White balance is a difficult concept; but it’s one that can really save your bacon when your photos just don’t look right. All it takes is a bit of background and an understanding of how your camera operates, and the properties of light.
Let’s start with the light part. All types of light give off different colors (really!). For a good example, consider the difference between the type of light given off on a sunny day compared to the light given off by streetlights at night. In fact, all types of light give of a type of “color cast” or color temperature, which can affect your images.
So why don’t you notice this all the time? It’s because your brain is pretty smart, as the color of light changes, your brain takes in the information and converts everything to the right color.
For the most part, your camera is pretty smart too; it takes a look at the scene and the colors and adjusts accordingly so everything is the correct color. But, like most things your camera is not perfect, sometimes you need to intervene.
Different types of light operate on different “waves” and give off different colors. Think of how different things look in the middle of the day versus right around sunset – it’s a whole different temperature (so may affect how your kid’s photos turn out).

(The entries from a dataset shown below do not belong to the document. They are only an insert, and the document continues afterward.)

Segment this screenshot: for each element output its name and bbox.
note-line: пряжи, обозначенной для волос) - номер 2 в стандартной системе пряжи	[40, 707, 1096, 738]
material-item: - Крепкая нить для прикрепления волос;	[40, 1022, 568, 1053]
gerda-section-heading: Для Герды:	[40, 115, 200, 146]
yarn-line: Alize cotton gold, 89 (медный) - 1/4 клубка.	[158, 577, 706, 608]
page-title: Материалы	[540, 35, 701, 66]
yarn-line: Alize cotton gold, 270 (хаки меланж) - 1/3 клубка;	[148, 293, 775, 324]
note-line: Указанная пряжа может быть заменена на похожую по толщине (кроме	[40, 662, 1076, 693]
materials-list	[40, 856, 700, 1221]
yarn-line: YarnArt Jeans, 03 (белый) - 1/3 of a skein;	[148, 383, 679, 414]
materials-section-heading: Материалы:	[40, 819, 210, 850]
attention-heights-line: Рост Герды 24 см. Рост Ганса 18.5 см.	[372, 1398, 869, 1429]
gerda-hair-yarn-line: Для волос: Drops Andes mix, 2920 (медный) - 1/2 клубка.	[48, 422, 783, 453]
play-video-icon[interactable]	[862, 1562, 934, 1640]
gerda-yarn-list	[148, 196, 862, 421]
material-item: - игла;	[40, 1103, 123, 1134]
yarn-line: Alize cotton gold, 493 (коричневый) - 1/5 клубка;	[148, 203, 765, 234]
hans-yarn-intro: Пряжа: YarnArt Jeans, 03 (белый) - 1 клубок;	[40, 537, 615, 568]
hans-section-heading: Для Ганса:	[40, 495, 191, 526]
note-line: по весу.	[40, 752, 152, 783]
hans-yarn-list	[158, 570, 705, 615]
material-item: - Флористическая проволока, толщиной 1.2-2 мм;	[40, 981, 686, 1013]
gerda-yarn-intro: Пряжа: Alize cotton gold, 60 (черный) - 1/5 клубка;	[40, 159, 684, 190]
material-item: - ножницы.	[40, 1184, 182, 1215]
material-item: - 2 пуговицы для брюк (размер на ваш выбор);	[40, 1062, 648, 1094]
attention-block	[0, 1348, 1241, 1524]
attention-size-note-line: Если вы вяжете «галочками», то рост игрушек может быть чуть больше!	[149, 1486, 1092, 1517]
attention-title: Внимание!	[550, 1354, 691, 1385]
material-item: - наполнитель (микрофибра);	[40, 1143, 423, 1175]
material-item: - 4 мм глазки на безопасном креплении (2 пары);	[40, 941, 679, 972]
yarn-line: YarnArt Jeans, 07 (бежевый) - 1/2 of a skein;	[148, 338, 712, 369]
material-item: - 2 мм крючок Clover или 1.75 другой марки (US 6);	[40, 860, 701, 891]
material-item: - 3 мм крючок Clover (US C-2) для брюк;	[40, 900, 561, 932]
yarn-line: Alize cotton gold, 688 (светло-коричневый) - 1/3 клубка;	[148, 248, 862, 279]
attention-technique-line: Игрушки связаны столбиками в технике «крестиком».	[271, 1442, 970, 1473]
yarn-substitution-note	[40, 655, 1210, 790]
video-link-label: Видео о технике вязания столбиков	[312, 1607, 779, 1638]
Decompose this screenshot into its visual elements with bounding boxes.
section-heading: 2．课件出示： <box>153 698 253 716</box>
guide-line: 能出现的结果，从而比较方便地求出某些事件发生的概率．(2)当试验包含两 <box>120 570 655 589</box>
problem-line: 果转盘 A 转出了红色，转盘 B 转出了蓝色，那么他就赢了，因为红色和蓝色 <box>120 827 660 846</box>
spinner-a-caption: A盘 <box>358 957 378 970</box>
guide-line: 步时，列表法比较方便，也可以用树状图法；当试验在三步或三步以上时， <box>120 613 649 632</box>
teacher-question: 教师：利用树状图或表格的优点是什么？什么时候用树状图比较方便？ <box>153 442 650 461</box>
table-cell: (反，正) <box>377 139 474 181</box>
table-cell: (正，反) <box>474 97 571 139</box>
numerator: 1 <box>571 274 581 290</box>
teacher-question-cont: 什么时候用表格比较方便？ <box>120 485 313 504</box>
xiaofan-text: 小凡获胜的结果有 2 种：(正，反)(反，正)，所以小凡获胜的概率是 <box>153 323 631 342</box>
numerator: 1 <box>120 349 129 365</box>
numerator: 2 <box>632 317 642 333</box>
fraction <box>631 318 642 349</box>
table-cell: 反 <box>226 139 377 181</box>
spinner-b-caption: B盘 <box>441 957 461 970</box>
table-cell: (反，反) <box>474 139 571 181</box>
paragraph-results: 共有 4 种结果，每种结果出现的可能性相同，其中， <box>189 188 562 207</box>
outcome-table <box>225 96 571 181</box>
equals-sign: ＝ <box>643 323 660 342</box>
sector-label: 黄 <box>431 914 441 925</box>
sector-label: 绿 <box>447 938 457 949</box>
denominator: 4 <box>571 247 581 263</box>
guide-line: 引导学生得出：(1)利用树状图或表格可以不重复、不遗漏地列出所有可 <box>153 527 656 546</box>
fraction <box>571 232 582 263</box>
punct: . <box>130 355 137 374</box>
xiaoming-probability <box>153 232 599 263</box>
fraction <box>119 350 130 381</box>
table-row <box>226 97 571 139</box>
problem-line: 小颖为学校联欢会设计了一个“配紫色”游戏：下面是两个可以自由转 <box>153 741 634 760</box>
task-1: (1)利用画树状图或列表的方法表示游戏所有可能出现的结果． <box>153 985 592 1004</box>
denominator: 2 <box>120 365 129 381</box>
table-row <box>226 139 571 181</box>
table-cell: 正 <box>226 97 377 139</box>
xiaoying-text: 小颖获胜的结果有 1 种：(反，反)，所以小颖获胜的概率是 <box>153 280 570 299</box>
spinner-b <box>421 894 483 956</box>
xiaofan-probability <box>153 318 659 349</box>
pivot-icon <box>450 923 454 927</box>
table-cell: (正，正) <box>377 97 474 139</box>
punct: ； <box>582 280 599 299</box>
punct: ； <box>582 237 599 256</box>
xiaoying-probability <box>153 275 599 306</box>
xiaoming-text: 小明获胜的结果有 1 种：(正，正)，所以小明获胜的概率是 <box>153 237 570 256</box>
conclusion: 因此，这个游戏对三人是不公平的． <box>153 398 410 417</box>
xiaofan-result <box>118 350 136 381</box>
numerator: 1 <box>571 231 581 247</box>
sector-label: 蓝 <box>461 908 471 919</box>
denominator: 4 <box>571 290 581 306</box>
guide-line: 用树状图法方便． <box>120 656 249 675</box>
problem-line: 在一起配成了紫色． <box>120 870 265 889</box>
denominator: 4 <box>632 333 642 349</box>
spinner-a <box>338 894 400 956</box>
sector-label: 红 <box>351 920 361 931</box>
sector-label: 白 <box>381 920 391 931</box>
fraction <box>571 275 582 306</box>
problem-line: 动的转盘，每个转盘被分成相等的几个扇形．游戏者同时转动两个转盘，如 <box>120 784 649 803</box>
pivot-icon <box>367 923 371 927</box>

So, when you take photos these qualities of light can affect how your photo turns out by giving your image a cast of color. You’ve probably noticed it before on the occasions where your camera can’t compensate. Here are a few examples:
– Images taken in mid-day turn out cool
– Snow photos have a bluish cast
– Indoor photos are orangey
– Flash photos are cool, blue-white
So, what you need to learn is how to correct white balance issues should they arise.
Your camera comes equipped with automatic white balance settings, but it’s not perfect. It also has a variety of settings that you can choose: dusk, fluorescent, shade, etc. You can try these settings when your images have the wrong color temperature – but the best route is to learn how to set a custom white balance. Here’s how:
– Where you are planning to take your shot, take a photo of a white/grey card (available on Amazon for under $10), or a piece of white paper.
– Head to your camera’s menu and look for “Custom White Balance” – which will lead you back to your images, choose the one you just took.
– Finally, in your white balance settings, choose the custom setting.
– Make sure you turn it off or reset it when you change scenes!
Give it a try – you’ll find that your whites turn out whiter, and your colors are truer – resulting in better kid’s photos (and hopefully more images that turn out the way you want them to).